What initially sparked your interest in Game Development?
As far back as I can remember I was a gamer. I have 3 older brothers and our Nintendo 64 was the only way our parents could get us to be still and quiet for any amount of time. We would play Mario Party and Super Smash Brothers for hours on end. Of course, the natural progression was then “I want to make video games when I grow up” so I learned to code pretty young.

I talked to some folks in the industry and it scared the crap out of me. I heard things like “coding games will make you hate video games”, “it’s a hectic 80hr/week job for little pay”, and “it’s hard to get a job, we get 80,000 applicants a year”, so I decided to just stick to building games for fun but my passion never wavered.

Through college I worked for a retro video game store cleaning and repairing old consoles and games and drove the Game Truck, which hauled a 2-ton trailer filled with screens and games that would pull up to kids’ birthday parties. I got really into the tournament scene around fighting games – and when dealing with tournaments, every advantage counts. Understanding how the game is built and programmed allows you to have a better understanding of exploits (a bug, glitch, level design, etc.) within your opponents’ strategies.

What is your Game Design process like?
I have a pretty extensive library of both retro and modern games which gives me a lot of perspective into what you can do in a game. I just play everything and start there. I have many notebooks that I jot ideas down when they come to mind and most of my notes consist of references to pieces of other games that I like. Then I test and iterate until it’s something I would enjoy playing myself. And if I ever get stuck, I just go play some games for inspiration.

Do you think your game development background helped guide your career path?

100%. My background in coding and tinkering and understanding how things work took the better of me though, and I ended up getting my master’s degree in Creative Technology to work in advertising. I had given up on developing games as a career and really just looked at it as a hobby. But then it kept coming back. Suddenly, we pitch an idea to reskin Oregon Trail to be a road trip game. And the client loves it, so I build a game. Then we pitch an arcade game about putting Frank’s Redhot on everything and we get to make that. And then a VR experience for a large hardware store chain and a voice game on Alexa. The list keeps going and my role has become that dream job I would have loved as a kid.

Outside of the literal “I still sometimes make games”, understanding game design is the same process as understanding a user’s journey. We have a player who we want to do certain actions, achieve a certain goal, and feel a certain way. What are they doing naturally? How do we get them to look around the corner to the left instead of just walking straight forward? How do we guide them to do all of the fun things we want to put in this game? This thinking is why video games tend to be 5 years ahead of everyone else when it comes to user experience trends and design. And I use that in my everyday work.

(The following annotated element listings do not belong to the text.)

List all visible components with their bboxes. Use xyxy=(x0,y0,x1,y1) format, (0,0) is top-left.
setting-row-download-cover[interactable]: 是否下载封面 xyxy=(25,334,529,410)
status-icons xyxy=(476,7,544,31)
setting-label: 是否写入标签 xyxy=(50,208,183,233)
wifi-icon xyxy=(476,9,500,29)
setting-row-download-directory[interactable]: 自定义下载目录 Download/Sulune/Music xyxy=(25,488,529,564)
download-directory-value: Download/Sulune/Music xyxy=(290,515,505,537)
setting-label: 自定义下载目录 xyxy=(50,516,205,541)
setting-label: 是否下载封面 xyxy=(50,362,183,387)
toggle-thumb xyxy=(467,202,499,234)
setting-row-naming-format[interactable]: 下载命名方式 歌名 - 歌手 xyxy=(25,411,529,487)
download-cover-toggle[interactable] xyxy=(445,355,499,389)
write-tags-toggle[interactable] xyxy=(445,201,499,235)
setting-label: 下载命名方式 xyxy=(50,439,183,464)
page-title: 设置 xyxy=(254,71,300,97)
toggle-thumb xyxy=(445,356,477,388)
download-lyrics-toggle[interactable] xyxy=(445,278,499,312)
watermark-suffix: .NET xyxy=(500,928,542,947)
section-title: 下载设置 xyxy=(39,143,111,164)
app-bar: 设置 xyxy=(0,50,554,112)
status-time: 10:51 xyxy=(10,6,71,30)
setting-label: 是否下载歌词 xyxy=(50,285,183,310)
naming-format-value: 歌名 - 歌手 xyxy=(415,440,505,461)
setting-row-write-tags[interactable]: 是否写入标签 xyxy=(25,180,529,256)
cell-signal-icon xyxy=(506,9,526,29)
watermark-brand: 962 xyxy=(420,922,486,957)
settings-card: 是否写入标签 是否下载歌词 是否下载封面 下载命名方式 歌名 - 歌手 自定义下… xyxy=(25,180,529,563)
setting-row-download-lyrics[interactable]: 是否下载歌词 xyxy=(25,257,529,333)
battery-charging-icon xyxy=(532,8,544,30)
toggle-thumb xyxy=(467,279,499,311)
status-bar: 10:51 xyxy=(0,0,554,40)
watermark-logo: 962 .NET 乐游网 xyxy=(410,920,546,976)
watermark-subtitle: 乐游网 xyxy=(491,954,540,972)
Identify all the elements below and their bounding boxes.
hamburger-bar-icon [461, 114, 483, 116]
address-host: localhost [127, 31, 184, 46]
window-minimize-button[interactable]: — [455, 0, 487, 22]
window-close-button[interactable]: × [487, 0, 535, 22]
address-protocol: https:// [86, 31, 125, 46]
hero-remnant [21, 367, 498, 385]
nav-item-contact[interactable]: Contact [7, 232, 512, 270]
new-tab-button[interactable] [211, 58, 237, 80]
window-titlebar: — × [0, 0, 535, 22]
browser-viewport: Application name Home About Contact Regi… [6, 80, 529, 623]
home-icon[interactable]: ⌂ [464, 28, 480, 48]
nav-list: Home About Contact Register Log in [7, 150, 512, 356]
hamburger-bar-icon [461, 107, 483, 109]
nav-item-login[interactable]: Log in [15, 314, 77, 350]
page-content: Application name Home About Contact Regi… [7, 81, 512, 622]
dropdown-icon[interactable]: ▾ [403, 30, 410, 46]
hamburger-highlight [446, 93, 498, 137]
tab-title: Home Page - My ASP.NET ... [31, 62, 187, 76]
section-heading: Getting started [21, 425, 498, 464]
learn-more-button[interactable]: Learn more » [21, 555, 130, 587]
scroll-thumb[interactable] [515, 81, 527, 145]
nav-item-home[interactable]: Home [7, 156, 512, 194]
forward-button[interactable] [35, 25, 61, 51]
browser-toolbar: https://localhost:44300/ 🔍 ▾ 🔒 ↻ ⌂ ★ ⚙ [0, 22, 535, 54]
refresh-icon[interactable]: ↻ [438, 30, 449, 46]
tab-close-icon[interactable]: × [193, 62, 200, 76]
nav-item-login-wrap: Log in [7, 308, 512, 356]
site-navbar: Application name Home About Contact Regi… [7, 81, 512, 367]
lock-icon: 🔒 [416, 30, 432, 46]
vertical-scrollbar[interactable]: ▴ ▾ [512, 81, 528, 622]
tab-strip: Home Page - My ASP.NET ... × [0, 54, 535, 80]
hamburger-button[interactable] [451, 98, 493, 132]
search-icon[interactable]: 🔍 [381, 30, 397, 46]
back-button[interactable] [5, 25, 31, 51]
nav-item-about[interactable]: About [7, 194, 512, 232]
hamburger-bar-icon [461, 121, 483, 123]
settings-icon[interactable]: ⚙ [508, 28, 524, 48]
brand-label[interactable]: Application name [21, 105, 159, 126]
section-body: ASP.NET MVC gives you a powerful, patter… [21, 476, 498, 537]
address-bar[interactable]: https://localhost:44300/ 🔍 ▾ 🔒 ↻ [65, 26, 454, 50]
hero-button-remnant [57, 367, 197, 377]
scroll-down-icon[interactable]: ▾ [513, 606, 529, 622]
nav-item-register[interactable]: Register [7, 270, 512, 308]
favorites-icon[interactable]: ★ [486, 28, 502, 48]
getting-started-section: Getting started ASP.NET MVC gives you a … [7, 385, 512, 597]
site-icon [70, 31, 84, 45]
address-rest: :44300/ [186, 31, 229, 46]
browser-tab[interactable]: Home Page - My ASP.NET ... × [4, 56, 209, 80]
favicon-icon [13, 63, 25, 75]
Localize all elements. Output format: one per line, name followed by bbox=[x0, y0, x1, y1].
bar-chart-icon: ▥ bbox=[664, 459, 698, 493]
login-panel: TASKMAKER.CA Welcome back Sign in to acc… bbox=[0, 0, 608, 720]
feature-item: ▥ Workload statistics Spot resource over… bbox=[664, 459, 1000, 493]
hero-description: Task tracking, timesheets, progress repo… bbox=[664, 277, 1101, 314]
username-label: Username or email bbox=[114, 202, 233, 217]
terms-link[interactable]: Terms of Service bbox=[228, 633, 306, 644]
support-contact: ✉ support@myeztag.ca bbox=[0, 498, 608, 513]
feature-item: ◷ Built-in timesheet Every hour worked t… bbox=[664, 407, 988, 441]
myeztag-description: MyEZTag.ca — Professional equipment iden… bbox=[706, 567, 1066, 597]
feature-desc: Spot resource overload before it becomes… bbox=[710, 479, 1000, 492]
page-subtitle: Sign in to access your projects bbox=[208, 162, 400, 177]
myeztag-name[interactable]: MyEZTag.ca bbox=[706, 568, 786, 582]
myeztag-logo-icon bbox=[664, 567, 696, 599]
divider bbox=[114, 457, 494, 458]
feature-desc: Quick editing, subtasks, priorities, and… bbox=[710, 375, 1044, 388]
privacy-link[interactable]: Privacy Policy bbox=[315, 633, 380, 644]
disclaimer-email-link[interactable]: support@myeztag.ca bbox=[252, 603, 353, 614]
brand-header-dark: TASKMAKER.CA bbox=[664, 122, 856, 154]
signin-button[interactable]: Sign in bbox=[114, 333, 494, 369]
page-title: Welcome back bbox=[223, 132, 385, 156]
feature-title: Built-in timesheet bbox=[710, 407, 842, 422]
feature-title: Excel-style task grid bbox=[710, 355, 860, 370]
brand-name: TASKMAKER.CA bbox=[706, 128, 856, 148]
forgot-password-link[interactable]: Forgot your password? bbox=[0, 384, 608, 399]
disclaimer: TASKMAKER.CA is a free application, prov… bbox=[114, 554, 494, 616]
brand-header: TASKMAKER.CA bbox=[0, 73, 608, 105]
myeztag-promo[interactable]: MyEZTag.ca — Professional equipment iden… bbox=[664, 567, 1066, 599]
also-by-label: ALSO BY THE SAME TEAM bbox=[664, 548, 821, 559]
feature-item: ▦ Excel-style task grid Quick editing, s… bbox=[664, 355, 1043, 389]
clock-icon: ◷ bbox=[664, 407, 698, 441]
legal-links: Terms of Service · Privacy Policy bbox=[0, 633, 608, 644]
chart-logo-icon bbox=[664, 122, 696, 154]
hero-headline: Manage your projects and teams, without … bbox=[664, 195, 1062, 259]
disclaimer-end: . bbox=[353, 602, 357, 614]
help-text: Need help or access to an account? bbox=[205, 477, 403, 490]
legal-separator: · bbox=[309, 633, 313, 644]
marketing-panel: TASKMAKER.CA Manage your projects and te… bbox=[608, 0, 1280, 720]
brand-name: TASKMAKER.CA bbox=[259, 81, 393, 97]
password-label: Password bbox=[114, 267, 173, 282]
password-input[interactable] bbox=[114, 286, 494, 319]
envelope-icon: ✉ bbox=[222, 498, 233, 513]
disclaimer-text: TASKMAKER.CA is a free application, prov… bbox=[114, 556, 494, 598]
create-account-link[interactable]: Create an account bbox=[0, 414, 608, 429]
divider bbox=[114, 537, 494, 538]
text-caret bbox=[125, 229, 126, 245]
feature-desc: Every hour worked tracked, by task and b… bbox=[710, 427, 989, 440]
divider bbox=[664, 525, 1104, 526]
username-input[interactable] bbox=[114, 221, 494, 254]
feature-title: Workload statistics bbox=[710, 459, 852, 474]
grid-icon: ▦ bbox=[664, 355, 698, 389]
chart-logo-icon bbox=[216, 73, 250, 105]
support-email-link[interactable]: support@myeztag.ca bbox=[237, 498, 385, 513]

What are you working on right now?

I teach a class at Creative Circus on Game Development and for fun I have been working on a story-driven game called Caul with some friends. It’s a macabre strategy game about a never-ending conflict between man and the God of Death. We’re planning on doing a Kickstarter in 2021 and if all goes well, we’re releasing on the Nintendo Switch in 2022. I’ve released content on every platform but Nintendo so this is very exciting. Keep your eyes peeled!